Review of Pensions Conference 2012 session - The Pensions Regulator: Pension scheme funding in the current environment
Presenters: Tim Keogh and Chinu Patel from the Pensions Regulator (TPR)
Pension Scheme Funding in the Current Environment
A session was held at the 2012 Pensions Conference to clarify what TPR expects from trustees, and what trustees can expect from TPR, in the light of TPR’s April Statement. This paper summarises the key points made by the presenters.
- Although deficits have generally increased as a result of volatile markets and low gilt yields, TPR expects that many pension schemes should be able to clear the increased deficits with only modest adjustments to existing Recovery Plans. However, it acknowledges that the effect on a particular pension scheme will depend on the circumstances of that scheme and its sponsoring employer.
- Technical Provisions must be measured using prudent assumptions having regard to the employer covenant. Where asset outperformance is built into discount rates, TPR expects trustees to be able to show that the employer covenant can support the pension scheme should the outperformance fail to materialise. One way to demonstrate this would be for actuaries to quantify the outperformance margin and for trustees to assess how this compares with the value of the employer covenant under different scenarios. TPR expects that the test of the employer covenant should be robust.

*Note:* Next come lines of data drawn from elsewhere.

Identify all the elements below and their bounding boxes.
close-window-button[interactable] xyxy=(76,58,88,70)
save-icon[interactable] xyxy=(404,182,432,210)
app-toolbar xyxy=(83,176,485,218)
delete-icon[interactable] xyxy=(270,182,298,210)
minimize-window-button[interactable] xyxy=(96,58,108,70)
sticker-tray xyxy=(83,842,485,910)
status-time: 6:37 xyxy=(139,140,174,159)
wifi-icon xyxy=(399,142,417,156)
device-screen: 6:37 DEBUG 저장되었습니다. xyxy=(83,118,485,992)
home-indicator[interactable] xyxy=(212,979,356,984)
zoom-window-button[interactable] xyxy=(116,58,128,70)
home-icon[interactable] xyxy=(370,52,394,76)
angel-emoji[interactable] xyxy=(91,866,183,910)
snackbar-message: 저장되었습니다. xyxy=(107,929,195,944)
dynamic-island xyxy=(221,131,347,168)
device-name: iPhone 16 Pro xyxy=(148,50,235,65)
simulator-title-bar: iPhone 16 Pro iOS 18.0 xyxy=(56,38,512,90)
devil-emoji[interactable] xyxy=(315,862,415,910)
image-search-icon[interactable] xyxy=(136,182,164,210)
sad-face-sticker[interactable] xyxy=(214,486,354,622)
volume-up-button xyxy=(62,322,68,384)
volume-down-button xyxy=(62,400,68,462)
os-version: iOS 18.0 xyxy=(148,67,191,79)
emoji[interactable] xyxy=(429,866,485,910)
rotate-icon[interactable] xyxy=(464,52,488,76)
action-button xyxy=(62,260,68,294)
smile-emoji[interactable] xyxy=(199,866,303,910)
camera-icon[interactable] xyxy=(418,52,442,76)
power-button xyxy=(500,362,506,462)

- TPR accepts that some trustees may have strong views about gilt yields reverting to more recent levels but will expect trustees to be able to demonstrate that if current gilt yields persist, the employer will be able to support any implied outperformance in the discount rates. The test should be against the prevailing risk-free rate. TPR recognises the difficulties caused by current economic conditions but expects this to be reflected in Recovery Plans rather than through Technical Provisions.
- Recovery Plans can be extended where affordability is an issue. Current conditions should not be used as an excuse for underfunding or cutting back on Recovery Plans where contributions would otherwise be affordable. TPR expects recovery contributions to be at least maintained in real terms. Where contributions are reduced or where the recovery period is materially increased, TPR expects this to be fully justified and documented.
- TPR will be focussing on affordability and trustees can expect more scrutiny in this area. TPR recognises that there are competing demands on an employer’s cash. It is concerned that the pension scheme should get an equitable share taking account of competing demands.
- Trustees are urged to take a joined-up, integrated approach to pension scheme governance. This involves three prongs: Risk (including investment and funding risk), Funding and Covenant. TPR will expect to see evidence of this integrated approach.
- TPR will be more pro-active in its processes. There will be early engagement in the actuarial valuation process particularly on those larger pension schemes which are high risk.
- Trustees and others should expect in due course to provide more information to TPR than at present. This may include more information on pension schemes which are in surplus.
- The TPR is developing new triggers. It is possible that the 10 year trigger for Recovery Plan length may become less significant as a consequence.